Je voulais créer un moment de bien être qui pouvait autant devenir quelques secondes qu’une éternité, d’où l’intérêt du gif comme médium. De cette façon, l’observateur est libre de s’arrêter lorsqu’il se sent visuellement satisfait de l’image bougeant en boucle. Je voulais donner la sensation « d'une matière incohérente et grouillante peut tout à coup s’organiser en un puissant réseau formel. La saisie de la matière découle, dans tous les cas, d’un rapport de proximité : contact adhérent, vision proche. L’appréhension de la forme s’avère, tout au contraire, dépendante d’un effet de recul ou de distanciation3. » Aussi, je voulais jouer avec les différentes relations de temps à mettre en scène. Ainsi, certains gifs font un éternel recommencement, d’autres reviennent à leur point de départ comme un boomerang ou encore ne défilent pas à leur vitesse en temps réel.


De plus, j’ai un attachement particulier à ce qui a trait à la lenteur d’un processus, à l’accumulation d’heures passées sur un unique projet et à la durabilité des matériaux, tel qu’on peut observer plus souvent sur les œuvres du passé (bien que je généralise évidemment).
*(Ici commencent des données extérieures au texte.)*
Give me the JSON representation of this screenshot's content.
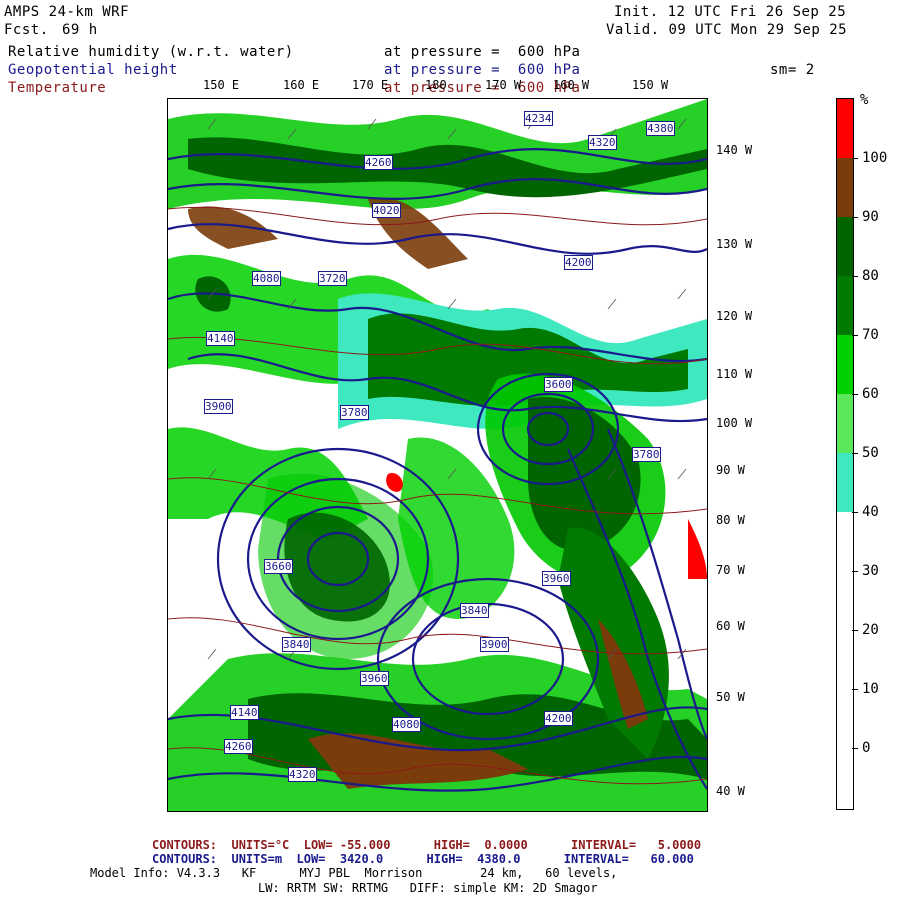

Mon travail est d’ailleurs souvent construit lentement, millimètre par millimètre, bille par bille, avec de petits gestes répétés, et ce, avec de la matière sélectionnée pour leurs qualités de pérennité. J’affectionne les projets qu’en les regardant, on peut également s’imaginer les nombreuses heures que l’artiste s’est affairé à le faire exister. Toutefois, je suis consciente que ce n’est pas la sensibilité de tous à s’attarder aux détails des travaux d’aiguille, d’éléments miniatures, de techniques artisanales. Voilà les raisons pour lesquelles je me disais, peut- être alors est-il nécessaire de le faire transformer radicalement ? en quelque chose de plus abstrait ? en quelque chose de grande dimension ? Qu’en serait-il d’un effet lumineux par exemple ? Que ce soit de manière consciente ou non, tout le monde est sensible à la lumière.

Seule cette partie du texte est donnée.